Tuesday, July 31, 2007

Karl Barth and Laughing Angels

In one of his books, Pieter De Jong mentions that Karl Barth once said that the angels must laugh a lot. They laugh, said Barth, because he kept writing one volume after another about God, as though the Almighty could be captured in books.

They also laugh, he said, because other people would actually read and focus on what he was saying. Barth thought it was much more important for Christians to actually wrestle with the topics and questions that he was taking up, rather than to merely digest or repeat what he had to say about anything.

With no more than that, a new or continuing reader of Karl Barth can get a glimpse of two very important facets of the man and his work:

First, the part about the angels reveals how Barth, though a hard-working and serious theologian, never took himself or his own words too seriously. His writings certainly are dense and demanding. But the undertone is hardly ever dour and gloomy. It's usually something more like delightful.

Take, for example, the last sentence of the "Foreward to the Torchbook Edition" of his book Dogmatics in Outline: "He who, after learning a little about the meaning of 'dogmatics,' undertakes to delve more into detail, will, I promise, discover (regardless of the method he may employ) in this theological discipline and in theology in general a great amount of thrilling, and beautiful tasks which are fruitful for the Church and for the world." I love a teacher who thinks like that.

Second, the part about our wrestling with the questions points to Barth's conviction that in every successive period the church is obligated to question what has been said before and to identify and speak the truth in the language of that particular day.

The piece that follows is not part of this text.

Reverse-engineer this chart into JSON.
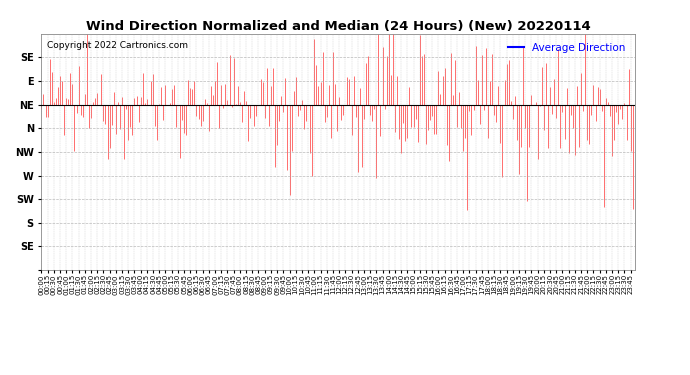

The great historic Christian creeds, for example, show us how believers in earlier times worked through and answered the questions of their day. But even the best creeds and the greatest books do not relieve us from trying to do in our time what those good people did in theirs. Karl Barth believed that anytime the church speaks primarily in the language of decades or centuries gone by, you know that it has failed to take up its responsibility before God.

That's what he was all about, faithfully speaking the true Word of God in the language and to the situation(s) of his day.

1 comment:

Stoned-Campbell Disciple said...

Dogmatics in Outline has been a favorite of mine for years. I find Barth to be so stimulating and refreshing ... even when I find myself in disagreement. It is a classic book.